The decay of the Tiwanaku State in its area of ​​influence, allowed the rise of altiplánicos lordships as the Colla, Pacaje, Lupaca, Caranga, Ayaviri, etc and the appearance of local coastal developments throughout the western valleys of the South Central Andean Area. In Tacna, Arica and Moquegua (which make up a geo-cultural unit) a regional culture was developed with specific characteristics for each valley. They intensified the territorial occupation of the coastal and pre-Andean areas, in which they developed a strong agricultural, livestock and exploitation of the resources of their environment; likewise, they fostered the high sense of economic interaction with other societies of the Southern Andes. In the textile and pottery industry they created an auspicious variety of shapes and designs; they stand out for example: the linear and geometric decoration, the spirals, circles, diamonds, volutes, representations of regional flora and fauna, mystified beings, etc.

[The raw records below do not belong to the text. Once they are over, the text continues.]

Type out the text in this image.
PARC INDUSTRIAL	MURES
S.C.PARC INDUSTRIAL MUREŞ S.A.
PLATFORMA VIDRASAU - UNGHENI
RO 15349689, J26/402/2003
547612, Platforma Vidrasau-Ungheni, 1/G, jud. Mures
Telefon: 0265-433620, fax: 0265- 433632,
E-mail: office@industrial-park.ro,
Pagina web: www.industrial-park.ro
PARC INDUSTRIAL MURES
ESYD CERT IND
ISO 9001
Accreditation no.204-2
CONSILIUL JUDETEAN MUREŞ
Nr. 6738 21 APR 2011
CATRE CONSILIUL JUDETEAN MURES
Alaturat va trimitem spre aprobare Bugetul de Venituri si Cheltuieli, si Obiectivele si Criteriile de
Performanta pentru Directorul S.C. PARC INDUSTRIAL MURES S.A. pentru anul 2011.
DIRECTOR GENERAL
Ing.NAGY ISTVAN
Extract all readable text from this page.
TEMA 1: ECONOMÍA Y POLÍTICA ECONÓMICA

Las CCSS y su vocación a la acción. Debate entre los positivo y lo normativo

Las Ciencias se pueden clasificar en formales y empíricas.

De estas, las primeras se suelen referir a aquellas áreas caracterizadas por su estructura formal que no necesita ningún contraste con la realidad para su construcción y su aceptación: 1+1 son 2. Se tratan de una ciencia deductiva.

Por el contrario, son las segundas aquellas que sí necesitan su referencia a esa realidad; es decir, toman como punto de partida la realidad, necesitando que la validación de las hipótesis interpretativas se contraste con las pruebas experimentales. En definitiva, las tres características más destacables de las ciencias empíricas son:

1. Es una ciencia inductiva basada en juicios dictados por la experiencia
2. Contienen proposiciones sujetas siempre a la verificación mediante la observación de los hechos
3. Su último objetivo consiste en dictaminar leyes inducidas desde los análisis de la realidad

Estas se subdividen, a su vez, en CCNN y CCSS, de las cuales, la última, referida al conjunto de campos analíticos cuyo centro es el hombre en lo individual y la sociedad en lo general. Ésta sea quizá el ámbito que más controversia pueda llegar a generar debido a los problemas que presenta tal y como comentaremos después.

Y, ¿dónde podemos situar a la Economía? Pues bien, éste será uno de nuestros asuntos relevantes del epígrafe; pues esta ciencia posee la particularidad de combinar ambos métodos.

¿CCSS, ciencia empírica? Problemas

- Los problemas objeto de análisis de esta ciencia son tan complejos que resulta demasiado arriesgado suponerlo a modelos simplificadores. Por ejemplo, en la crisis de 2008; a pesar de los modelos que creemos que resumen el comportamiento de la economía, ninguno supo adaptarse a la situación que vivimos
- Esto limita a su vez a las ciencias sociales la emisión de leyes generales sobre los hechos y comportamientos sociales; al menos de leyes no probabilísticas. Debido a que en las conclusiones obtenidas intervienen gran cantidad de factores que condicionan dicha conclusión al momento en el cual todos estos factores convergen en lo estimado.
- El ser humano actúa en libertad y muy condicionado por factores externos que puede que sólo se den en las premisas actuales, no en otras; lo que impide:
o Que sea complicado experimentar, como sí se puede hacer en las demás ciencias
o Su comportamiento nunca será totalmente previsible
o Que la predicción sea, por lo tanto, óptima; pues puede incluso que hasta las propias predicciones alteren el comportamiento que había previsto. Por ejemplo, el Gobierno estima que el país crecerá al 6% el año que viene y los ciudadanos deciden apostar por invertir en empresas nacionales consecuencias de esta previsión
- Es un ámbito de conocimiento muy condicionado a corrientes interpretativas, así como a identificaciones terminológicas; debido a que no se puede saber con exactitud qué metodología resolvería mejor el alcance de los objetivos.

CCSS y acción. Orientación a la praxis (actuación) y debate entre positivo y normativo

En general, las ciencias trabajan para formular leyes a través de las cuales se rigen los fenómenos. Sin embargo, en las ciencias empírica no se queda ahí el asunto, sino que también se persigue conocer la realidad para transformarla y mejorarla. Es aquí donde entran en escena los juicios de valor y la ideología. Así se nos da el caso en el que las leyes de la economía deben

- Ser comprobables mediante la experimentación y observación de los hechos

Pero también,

Sculptural ceramic works are important. On the other hand, the works in wood, vegetable fiber, metals (copper, gold, and silver - the latter to a lesser degree), bone, stone and seashells, are significant.

The valleys were systematically and rationally occupied by the various local cultural styles such as: Chiribaya, San Miguel, Pocoma and Gentilar; which were characterized by achieving an adequate technology for the exploitation of the resources of the valley, marine littoral and a permanent link with populations settled in the pre-Andean valleys of the region and the high plains. In Tacna, a local style called "Sitajara" has been identified, whose sphere of influence was preferably the headwaters of the valleys (zone of the pre-Andean valleys), whose economic and social interaction with coastal cultures was very successful. These groups, gradually in time and space, were occupying Tacna territory, modifying it to suit their interests. Later, with the arrival of the Incas in the area, there were some important structural changes.

The late period and the Inka occupation in Tacna (1447 AD-1532 AD)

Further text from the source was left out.